You can find out that the writing process also follows the read-then-write approach.

(11) Fast-Page Mode

Once we have done a reading or writing process from the memory, the row buffer can retain the entire row. So then if we want to read from the same row, we don’t have to go through the row decoder, the sense amplifier, and row buffer mechanism again. What we can do is to directly read from the row buffer and just change the column address and get the data we want. This approaching of reading the data is called the fast-page mode. It is so-called with the term page because some people would like to call a row by page. And this page has nothing to do with the term page we have used for the virtual memory.

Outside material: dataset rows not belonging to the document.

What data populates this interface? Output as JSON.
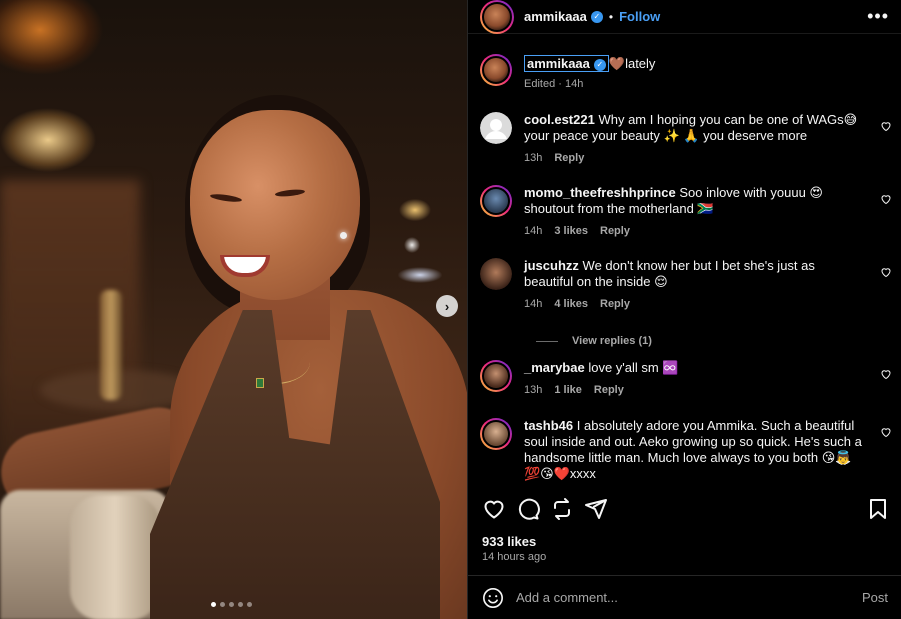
{
  "post": {
    "author": "ammikaaa",
    "follow_label": "Follow",
    "separator": "•",
    "more_label": "•••",
    "caption_text": "🤎lately",
    "caption_meta": "Edited · 14h",
    "carousel": {
      "slides": 5,
      "active_index": 0
    },
    "next_label": "›"
  },
  "comments": [
    {
      "user": "cool.est221",
      "text": "Why am I hoping you can be one of WAGs😅 your peace your beauty ✨ 🙏 you deserve more",
      "time": "13h",
      "likes": "",
      "reply": "Reply",
      "avatar": "default-avatar"
    },
    {
      "user": "momo_theefreshhprince",
      "text": "Soo inlove with youuu 😍shoutout from the motherland 🇿🇦",
      "time": "14h",
      "likes": "3 likes",
      "reply": "Reply",
      "avatar": "photo-avatar"
    },
    {
      "user": "juscuhzz",
      "text": "We don't know her but I bet she's just as beautiful on the inside 😌",
      "time": "14h",
      "likes": "4 likes",
      "reply": "Reply",
      "avatar": "photo-avatar"
    },
    {
      "user": "_marybae",
      "text": "love y'all sm ♾️",
      "time": "13h",
      "likes": "1 like",
      "reply": "Reply",
      "avatar": "photo-avatar"
    },
    {
      "user": "tashb46",
      "text": "I absolutely adore you Ammika. Such a beautiful soul inside and out. Aeko growing up so quick. He's such a handsome little man. Much love always to you both 😘👼💯😘❤️xxxx",
      "time": "",
      "likes": "",
      "reply": "",
      "avatar": "photo-avatar"
    }
  ],
  "view_replies": "View replies (1)",
  "likes_count": "933 likes",
  "timestamp": "14 hours ago",
  "add_comment": {
    "placeholder": "Add a comment...",
    "post_label": "Post"
  },
  "icons": [
    "heart-icon",
    "comment-icon",
    "repost-icon",
    "share-icon",
    "bookmark-icon",
    "emoji-icon",
    "verified-icon",
    "chevron-right-icon"
  ],
  "colors": {
    "background": "#000000",
    "accent": "#4a9ff5",
    "verified": "#3897f0",
    "muted": "#a8a8a8"
  }
}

The fast-page mode has the following steps,

  • Step 1. Opening a page: this is the first read from a row, which contains getting the row address, selecting the row, dispatching to the sense amplification, latching to the row buffer
  • Step 2. Read/Write: if we then read or write to the same row, we can simply retrieve the data from the row buffer
  • Step 3. Closing a page: if we finally decide to do something on another memory, we do something called closing the page. We will now write the values in the row buffer back to the row.

(11) Connecting DRAM to the Processor Chip

Suppose we have a three-level-cache processor, and if we have a cache miss in the L3 cache, we have to go to the memory to find the data. To find the data in the memory, and the L3 cache will send the address to the memory controller through the front-side bus. The memory controller is then used to analyze the address and send the address to the corresponding DRAM (because we can have multiple DRAMs connected to the processor) through the memory channel.

Thus, the L3 cache latency includes sending the request to the front-side bus, sending the page operations to the apporate DRAM channels, sending a request to read/write based on the column addresses, getting the data back to the memory channel, and finally the memory controller sends the data over the front side bus to the L3 cache.

This organization can be improved when we put the memory controller on the processor chip and then we can simply eliminate the front-side bus by using lots of on-chip wires, which saves the latency of L3 cache.